Merasa terpojok, aku segera menoleh ke Nathan dan menjelaskan.
“Aku belum sempat menyebutkannya. Aku akan memberitahumu hari ini. Lagipula, itu bukan pertemuan pribadi… kami hanya bertemu di lorong.”
“….”
Bahkan setelah penjelasanku, ketidaksenangan Nathan tidak sepenuhnya memudar.
Dia mengungkapkan rasa frustrasinya dengan mencengkeram erat tanganku di bawah meja.
Dia mungkin merasa dikhianati, mengira kami berada di tim yang sama, tetapi aku menyembunyikan sesuatu darinya.
‘Fiuh… Sepertinya aku harus menjelaskan semuanya kepada Nathan nanti, semua berkat Regis yang menyebalkan itu.’
Namun, dari sudut pandang Yang Mulia, kami pasti terlihat seperti pasangan yang harmonis.
Dia terkekeh hangat sebelum menoleh ke Regis dengan sebuah pertanyaan.
“Ngomong-ngomong, Regis, apakah kau punya calon istri?”
“Ya, Ayah.”
“Siapa dia?”
“Naila.
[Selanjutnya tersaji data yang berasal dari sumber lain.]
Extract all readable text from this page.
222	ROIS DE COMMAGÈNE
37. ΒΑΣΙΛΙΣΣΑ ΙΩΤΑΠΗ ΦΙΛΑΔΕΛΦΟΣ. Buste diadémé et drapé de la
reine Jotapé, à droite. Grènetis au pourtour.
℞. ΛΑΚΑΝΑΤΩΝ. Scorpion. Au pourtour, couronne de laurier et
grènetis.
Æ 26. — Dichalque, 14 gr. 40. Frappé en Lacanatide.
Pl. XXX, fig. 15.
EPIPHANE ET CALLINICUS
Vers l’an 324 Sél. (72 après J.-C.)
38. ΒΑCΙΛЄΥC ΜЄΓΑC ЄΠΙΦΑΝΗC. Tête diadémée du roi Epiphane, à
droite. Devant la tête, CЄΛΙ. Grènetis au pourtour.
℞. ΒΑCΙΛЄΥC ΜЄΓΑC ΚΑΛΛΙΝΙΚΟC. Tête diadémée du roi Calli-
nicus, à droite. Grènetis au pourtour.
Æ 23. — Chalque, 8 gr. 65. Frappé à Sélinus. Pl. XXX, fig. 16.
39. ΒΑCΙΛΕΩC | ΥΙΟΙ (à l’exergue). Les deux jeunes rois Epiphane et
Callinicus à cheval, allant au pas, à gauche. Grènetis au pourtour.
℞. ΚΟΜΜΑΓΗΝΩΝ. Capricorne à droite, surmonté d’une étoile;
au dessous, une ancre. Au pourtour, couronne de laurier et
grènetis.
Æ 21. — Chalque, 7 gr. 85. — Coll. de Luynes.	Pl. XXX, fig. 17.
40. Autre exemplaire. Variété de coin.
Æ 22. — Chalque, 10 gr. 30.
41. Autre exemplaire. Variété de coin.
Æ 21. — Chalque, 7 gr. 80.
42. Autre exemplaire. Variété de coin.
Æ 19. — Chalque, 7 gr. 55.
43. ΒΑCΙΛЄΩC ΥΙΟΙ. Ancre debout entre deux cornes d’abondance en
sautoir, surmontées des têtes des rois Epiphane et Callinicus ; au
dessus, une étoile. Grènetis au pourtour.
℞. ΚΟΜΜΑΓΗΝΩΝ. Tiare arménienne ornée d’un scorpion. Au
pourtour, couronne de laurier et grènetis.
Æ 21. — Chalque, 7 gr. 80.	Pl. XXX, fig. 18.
Dia lembut dan santun, sangat cocok untuk posisi Permaisuri.”
Yang Mulia tampaknya tidak terlalu terkejut. Dia mungkin punya firasat bahwa Regis akan memilih Naila.
‘Naila sebagai Permaisuri…? Betapa lancangnya.’
Regis jelas percaya bahwa mewarisi takhta adalah hal yang pasti.
Begitu yakinnya sehingga dia sudah yakin wanita yang dipilihnya akan secara alami menjadi Permaisuri.
‘Aku ingin tahu ekspresi apa yang akan dia buat ketika dia menyadari bahwa dia mungkin tidak akan menjadi Kaisar.’
Itu adalah pikiran yang menggoda.
Saat aku mulai lelah menunggu, Yang Mulia akhirnya berbicara.
“Aku menghormati pilihanmu, Regis. Namun, pernikahan bukanlah sesuatu yang dapat kamu putuskan sendiri. Bahkan jika Naila menerima lamaranmu, ada masalah menjadi mertua dengan Nathan dan Claudia. Apakah kalian berdua setuju dengan ini?”
Aku tidak menyangka Yang Mulia akan meminta pendapatku.
Bukan hanya aku—semua orang tampak terkejut.
Regis, khususnya, tampak kesal.
“Ini pernikahanku. Aku tidak mengerti mengapa kita membutuhkan persetujuan saudara laki-lakiku dan Claudia.”
“Ini bukan pernikahan biasa; ini masalah menjadi mertua. Aku tidak berpikir Nathan dan Claudia akan sepenuhnya senang tentang hal itu. Karena Nathan membuat keputusannya terlebih dahulu, jika mereka berdua tidak setuju, Anda harus mempertimbangkannya kembali.”
“Ayah!”
Akhirnya, topeng kesopanan tebal Regis retak.
Dia meninggikan suaranya, mendidih karena frustrasi.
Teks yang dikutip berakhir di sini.